CN Rail has been moving oil products by trail since 2010, when the company began to test the transportation of various types of product to markets in Canada and the U.S.
CN Rail communications director Mark Hallman told the Sentinel by e-mail that in 2011, CN moved approximately 5,000 carloads of crude oil, a number which jumped to 30,000 carloads in 2012.
The rail company believes it can double that business in 2013.
A carload’s worth of oil varies depending on the specific product being moved, he said. A carload can have 550 or so barrels-worth of heavy oil, or 650 barrels-worth fit of light crude oil.
Hallman said CN’s rail line gives them access to areas that aren’t served by pipelines. Those areas include places in the U.S. Gulf Coast and Eastern and Western Canada. However he notes that crude oil is not being sent to ports on Canada’s west coast because there is currently no infrastructure to unload the oil from cars to vessels.
The specific places CN delivers to is kept private due to commercial reasons.
The company also strives to minimize incidents relating to the transportation of oil.
“CN takes significant measures to prevent environmental incidents from occurring during rail operations. However, when incidents do occur, the company has a comprehensive Emergency Response Plan and procedures in place to deal diligently with the situation.”
He noted that CN had the lowest Transportation Safety Boat of Canada Main-Track Accident Ratio in its history, and none of the accidents caused a leak of dangerous materials.

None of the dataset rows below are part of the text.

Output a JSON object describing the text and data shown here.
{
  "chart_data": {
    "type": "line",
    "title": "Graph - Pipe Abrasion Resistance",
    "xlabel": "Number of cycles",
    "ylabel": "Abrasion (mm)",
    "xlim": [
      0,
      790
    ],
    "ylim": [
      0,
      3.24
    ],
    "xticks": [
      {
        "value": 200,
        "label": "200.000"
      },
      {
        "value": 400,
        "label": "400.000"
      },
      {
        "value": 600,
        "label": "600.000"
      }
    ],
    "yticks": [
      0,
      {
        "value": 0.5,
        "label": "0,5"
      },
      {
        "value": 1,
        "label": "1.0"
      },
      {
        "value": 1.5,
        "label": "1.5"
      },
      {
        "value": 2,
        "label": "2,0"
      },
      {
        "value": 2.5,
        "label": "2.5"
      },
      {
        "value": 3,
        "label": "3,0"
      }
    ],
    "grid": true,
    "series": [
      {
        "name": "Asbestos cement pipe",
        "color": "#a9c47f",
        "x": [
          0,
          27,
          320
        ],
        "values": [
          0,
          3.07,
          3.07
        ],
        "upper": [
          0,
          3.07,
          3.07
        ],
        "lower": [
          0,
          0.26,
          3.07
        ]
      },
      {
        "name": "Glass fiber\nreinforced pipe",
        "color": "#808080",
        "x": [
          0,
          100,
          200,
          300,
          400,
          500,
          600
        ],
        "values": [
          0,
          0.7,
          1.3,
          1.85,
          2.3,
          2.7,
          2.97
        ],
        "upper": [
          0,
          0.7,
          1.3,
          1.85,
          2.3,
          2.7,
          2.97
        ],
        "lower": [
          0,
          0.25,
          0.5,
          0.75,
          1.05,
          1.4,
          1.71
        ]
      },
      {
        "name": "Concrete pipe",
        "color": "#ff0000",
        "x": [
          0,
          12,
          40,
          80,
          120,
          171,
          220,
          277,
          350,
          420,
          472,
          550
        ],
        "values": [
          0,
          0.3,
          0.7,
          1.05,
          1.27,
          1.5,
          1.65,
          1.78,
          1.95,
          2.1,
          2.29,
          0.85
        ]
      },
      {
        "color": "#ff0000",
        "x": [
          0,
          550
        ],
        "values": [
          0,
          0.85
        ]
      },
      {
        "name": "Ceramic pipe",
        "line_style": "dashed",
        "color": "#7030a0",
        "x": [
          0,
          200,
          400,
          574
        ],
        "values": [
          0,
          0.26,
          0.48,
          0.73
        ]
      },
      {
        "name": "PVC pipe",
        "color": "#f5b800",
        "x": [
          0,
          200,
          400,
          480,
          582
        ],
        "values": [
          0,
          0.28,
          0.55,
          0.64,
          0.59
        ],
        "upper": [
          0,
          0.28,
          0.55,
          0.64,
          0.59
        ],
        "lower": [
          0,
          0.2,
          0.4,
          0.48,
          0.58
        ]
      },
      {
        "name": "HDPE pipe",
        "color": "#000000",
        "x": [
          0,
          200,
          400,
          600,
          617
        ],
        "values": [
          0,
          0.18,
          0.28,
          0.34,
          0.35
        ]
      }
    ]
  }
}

Hallman provided a list of five benefits to using rail to ship oil — a business, which he noted, complements pipelines and is not a replacement for them. One benefit was that a rail line means a shipper is not tied to a specific market. As well, rail allows the volumes to increase or decrease as needed. Long term capital is also not required because rail uses existing infrastructure. Diluent is not needed for transportation by rail, and finally rail provides a safe back-up in the event a pipeline is disrupted.
“Both modes [rail and pipelines] are safe and the risk of accidental releases of product is extremely low for both modes of transport, with no appreciable difference considering both spill frequency and size,” he wrote.